Open mansimov opened 7 years ago
Hey Elman, thank you very much. I trained the model back in July, and the environment got some updates along the way. To parallelize the training sometimes I manually stopped the training and update the weights with some of the best performing, then restart it, because at first I had problems with pickle and wanted to hand-manage the training. Then, I should update the code deleting te w_first parts: it was used to develop a different controller that managed to do two steps and stop the model in an equilibrium, so that it could be iterated, but if you plan to train it from scratch it is not useful. Anyway, sadly the train in quite stochastic: you can get little improvements for a long time, and then get a big update all of a sudden. Feel free to polish the code to meet your needs. For any other doubt, feel free to ask, you can contact me here too: normandipalo@me.com.

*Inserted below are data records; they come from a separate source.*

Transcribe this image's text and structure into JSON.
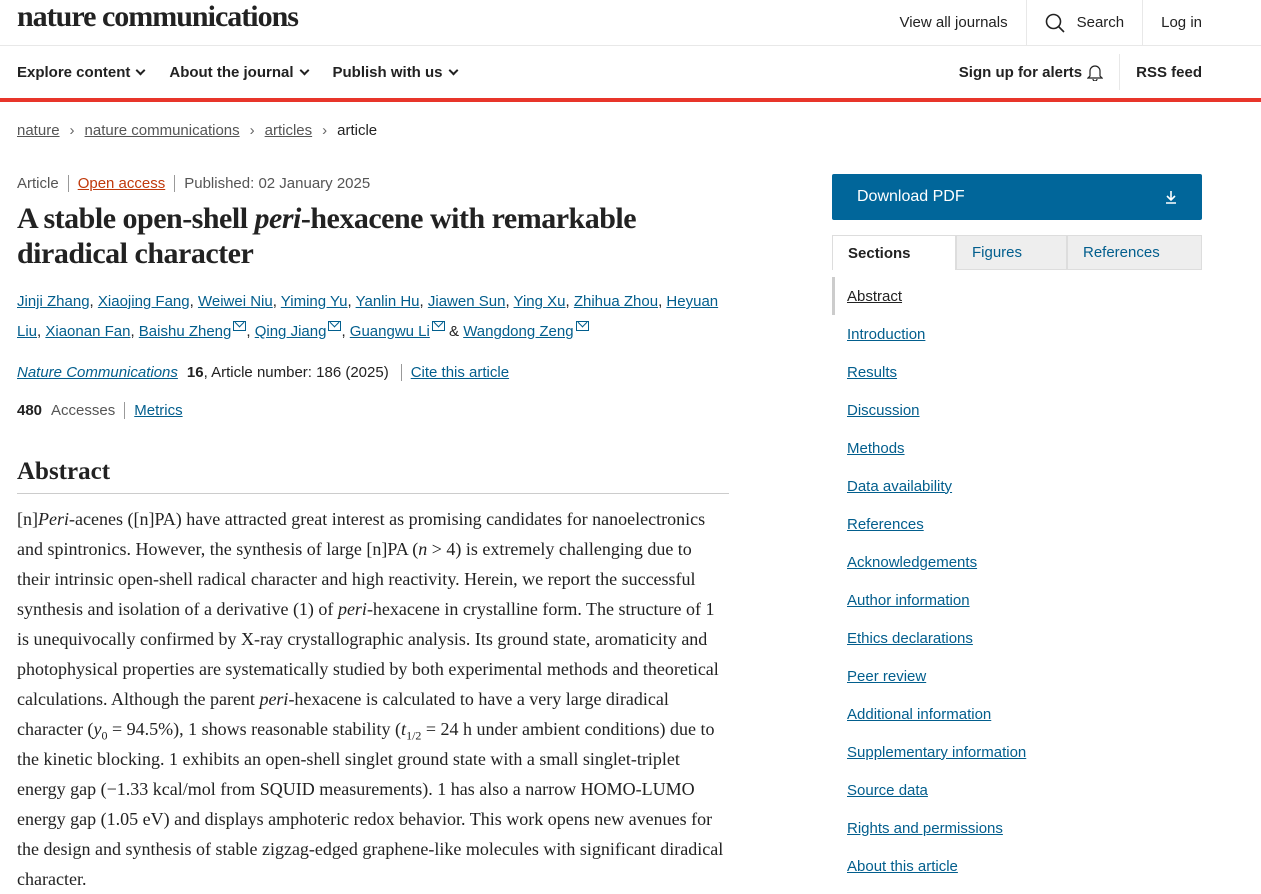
{
  "header": {
    "logo": "nature communications",
    "view_all": "View all journals",
    "search": "Search",
    "login": "Log in"
  },
  "nav": {
    "items": [
      "Explore content",
      "About the journal",
      "Publish with us"
    ],
    "alerts": "Sign up for alerts",
    "rss": "RSS feed"
  },
  "breadcrumb": [
    "nature",
    "nature communications",
    "articles",
    "article"
  ],
  "meta": {
    "type": "Article",
    "access": "Open access",
    "published": "Published: 02 January 2025"
  },
  "title": {
    "pre": "A stable open-shell ",
    "italic": "peri",
    "post": "-hexacene with remarkable diradical character"
  },
  "authors": [
    {
      "name": "Jinji Zhang",
      "mail": false
    },
    {
      "name": "Xiaojing Fang",
      "mail": false
    },
    {
      "name": "Weiwei Niu",
      "mail": false
    },
    {
      "name": "Yiming Yu",
      "mail": false
    },
    {
      "name": "Yanlin Hu",
      "mail": false
    },
    {
      "name": "Jiawen Sun",
      "mail": false
    },
    {
      "name": "Ying Xu",
      "mail": false
    },
    {
      "name": "Zhihua Zhou",
      "mail": false
    },
    {
      "name": "Heyuan Liu",
      "mail": false
    },
    {
      "name": "Xiaonan Fan",
      "mail": false
    },
    {
      "name": "Baishu Zheng",
      "mail": true
    },
    {
      "name": "Qing Jiang",
      "mail": true
    },
    {
      "name": "Guangwu Li",
      "mail": true
    },
    {
      "name": "Wangdong Zeng",
      "mail": true
    }
  ],
  "journal": {
    "name": "Nature Communications",
    "volume": "16",
    "article": ", Article number: 186 (2025)",
    "cite": "Cite this article"
  },
  "metrics": {
    "count": "480",
    "label": "Accesses",
    "link": "Metrics"
  },
  "abstract": {
    "heading": "Abstract",
    "segments": [
      {
        "t": "[n]"
      },
      {
        "t": "Peri",
        "s": "i"
      },
      {
        "t": "-acenes ([n]PA) have attracted great interest as promising candidates for nanoelectronics and spintronics. However, the synthesis of large [n]PA ("
      },
      {
        "t": "n",
        "s": "i"
      },
      {
        "t": " > 4) is extremely challenging due to their intrinsic open-shell radical character and high reactivity. Herein, we report the successful synthesis and isolation of a derivative (1) of "
      },
      {
        "t": "peri",
        "s": "i"
      },
      {
        "t": "-hexacene in crystalline form. The structure of 1 is unequivocally confirmed by X-ray crystallographic analysis. Its ground state, aromaticity and photophysical properties are systematically studied by both experimental methods and theoretical calculations. Although the parent "
      },
      {
        "t": "peri",
        "s": "i"
      },
      {
        "t": "-hexacene is calculated to have a very large diradical character ("
      },
      {
        "t": "y",
        "s": "i"
      },
      {
        "t": "0",
        "s": "sub"
      },
      {
        "t": " = 94.5%), 1 shows reasonable stability ("
      },
      {
        "t": "t",
        "s": "i"
      },
      {
        "t": "1/2",
        "s": "sub"
      },
      {
        "t": " = 24 h under ambient conditions) due to the kinetic blocking. 1 exhibits an open-shell singlet ground state with a small singlet-triplet energy gap (−1.33 kcal/mol from SQUID measurements). 1 has also a narrow HOMO-LUMO energy gap (1.05 eV) and displays amphoteric redox behavior. This work opens new avenues for the design and synthesis of stable zigzag-edged graphene-like molecules with significant diradical character."
      }
    ]
  },
  "sidebar": {
    "download": "Download PDF",
    "tabs": [
      "Sections",
      "Figures",
      "References"
    ],
    "sections": [
      "Abstract",
      "Introduction",
      "Results",
      "Discussion",
      "Methods",
      "Data availability",
      "References",
      "Acknowledgements",
      "Author information",
      "Ethics declarations",
      "Peer review",
      "Additional information",
      "Supplementary information",
      "Source data",
      "Rights and permissions",
      "About this article"
    ]
  },
  "colors": {
    "accent": "#01669a",
    "brand_red": "#e8352a",
    "link": "#025e8d"
  }
}
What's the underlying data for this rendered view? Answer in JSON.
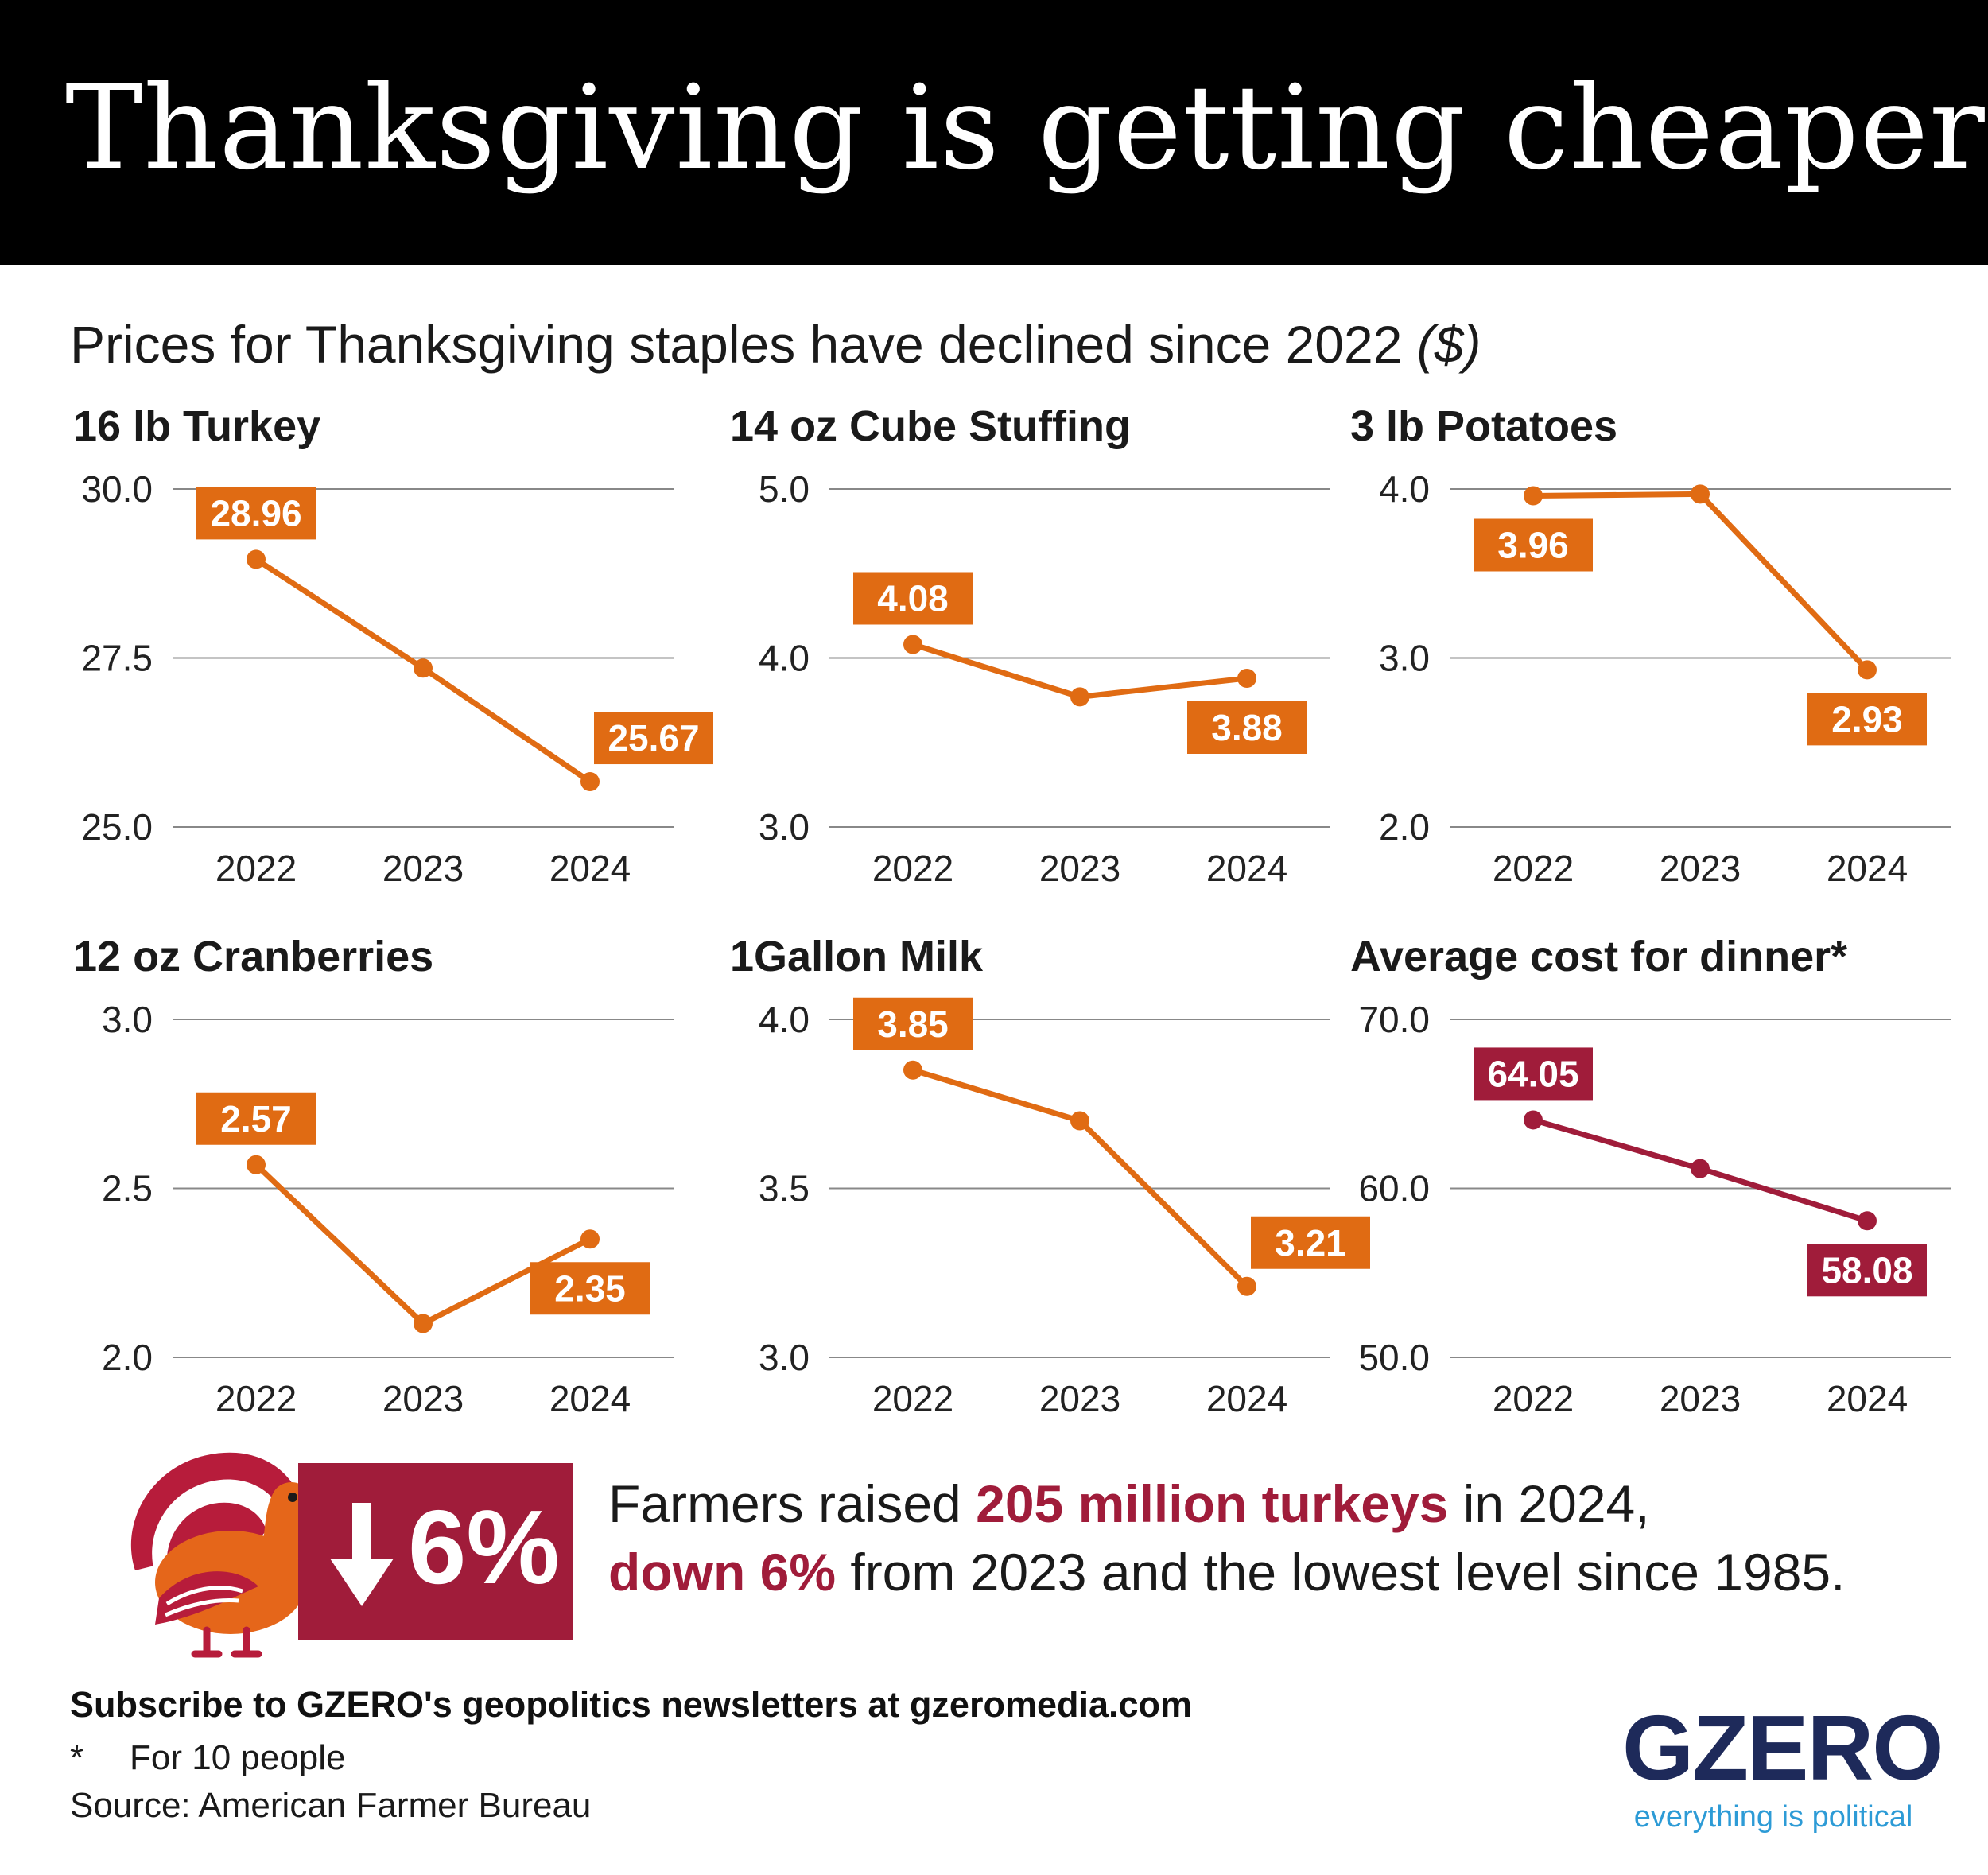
{
  "title": "Thanksgiving is getting cheaper",
  "subtitle": {
    "text": "Prices for Thanksgiving staples have declined since 2022",
    "unit": "($)"
  },
  "colors": {
    "header_bg": "#000000",
    "accent_orange": "#e06b13",
    "accent_crimson": "#a01c3a",
    "grid": "#888888",
    "logo_navy": "#1e2a5a",
    "logo_blue": "#2d9bd6"
  },
  "chart_data": [
    {
      "type": "line",
      "title": "16 lb Turkey",
      "categories": [
        "2022",
        "2023",
        "2024"
      ],
      "values": [
        28.96,
        27.35,
        25.67
      ],
      "labels": [
        "28.96",
        "",
        "25.67"
      ],
      "yticks": [
        "30.0",
        "27.5",
        "25.0"
      ],
      "ylim": [
        25.0,
        30.0
      ],
      "color": "#e06b13",
      "grid": true
    },
    {
      "type": "line",
      "title": "14 oz Cube Stuffing",
      "categories": [
        "2022",
        "2023",
        "2024"
      ],
      "values": [
        4.08,
        3.77,
        3.88
      ],
      "labels": [
        "4.08",
        "",
        "3.88"
      ],
      "yticks": [
        "5.0",
        "4.0",
        "3.0"
      ],
      "ylim": [
        3.0,
        5.0
      ],
      "color": "#e06b13",
      "grid": true
    },
    {
      "type": "line",
      "title": "3 lb Potatoes",
      "categories": [
        "2022",
        "2023",
        "2024"
      ],
      "values": [
        3.96,
        3.97,
        2.93
      ],
      "labels": [
        "3.96",
        "",
        "2.93"
      ],
      "yticks": [
        "4.0",
        "3.0",
        "2.0"
      ],
      "ylim": [
        2.0,
        4.0
      ],
      "color": "#e06b13",
      "grid": true
    },
    {
      "type": "line",
      "title": "12 oz Cranberries",
      "categories": [
        "2022",
        "2023",
        "2024"
      ],
      "values": [
        2.57,
        2.1,
        2.35
      ],
      "labels": [
        "2.57",
        "",
        "2.35"
      ],
      "yticks": [
        "3.0",
        "2.5",
        "2.0"
      ],
      "ylim": [
        2.0,
        3.0
      ],
      "color": "#e06b13",
      "grid": true
    },
    {
      "type": "line",
      "title": "1Gallon Milk",
      "categories": [
        "2022",
        "2023",
        "2024"
      ],
      "values": [
        3.85,
        3.7,
        3.21
      ],
      "labels": [
        "3.85",
        "",
        "3.21"
      ],
      "yticks": [
        "4.0",
        "3.5",
        "3.0"
      ],
      "ylim": [
        3.0,
        4.0
      ],
      "color": "#e06b13",
      "grid": true
    },
    {
      "type": "line",
      "title": "Average cost for dinner*",
      "categories": [
        "2022",
        "2023",
        "2024"
      ],
      "values": [
        64.05,
        61.17,
        58.08
      ],
      "labels": [
        "64.05",
        "",
        "58.08"
      ],
      "yticks": [
        "70.0",
        "60.0",
        "50.0"
      ],
      "ylim": [
        50.0,
        70.0
      ],
      "color": "#a01c3a",
      "grid": true
    }
  ],
  "callout": {
    "badge": "6%",
    "line1_pre": "Farmers raised ",
    "line1_hl": "205 million turkeys",
    "line1_post": " in 2024,",
    "line2_hl": "down 6%",
    "line2_post": " from 2023 and the lowest level since 1985."
  },
  "footer": {
    "subscribe": "Subscribe to GZERO's geopolitics newsletters at gzeromedia.com",
    "footnote_mark": "*",
    "footnote_text": "For 10 people",
    "source": "Source: American Farmer Bureau"
  },
  "logo": {
    "word": "GZERO",
    "tagline": "everything is political"
  },
  "icons": [
    "turkey-icon",
    "down-arrow-icon"
  ]
}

EDIT: I tried the training program and it starts with around 2 as a reward, then after just a couple of steps it goes to 3 as a total reward.
Hey Norman.
Thanks for the awesome blog post ! The idea of representing control with Fourier series is neat.
However when running the code I couldn't get beyond reward of ~1. I followed your suggestion and ran three models in parallel to avoid local minima, but still got stuck at the same reward.
I am starting to wonder whether there is some problem with the environment itself. Can you share which version of python and which commit of the environment you were using ? Otherwise, maybe there is some small important detail in code missing.
Thanks!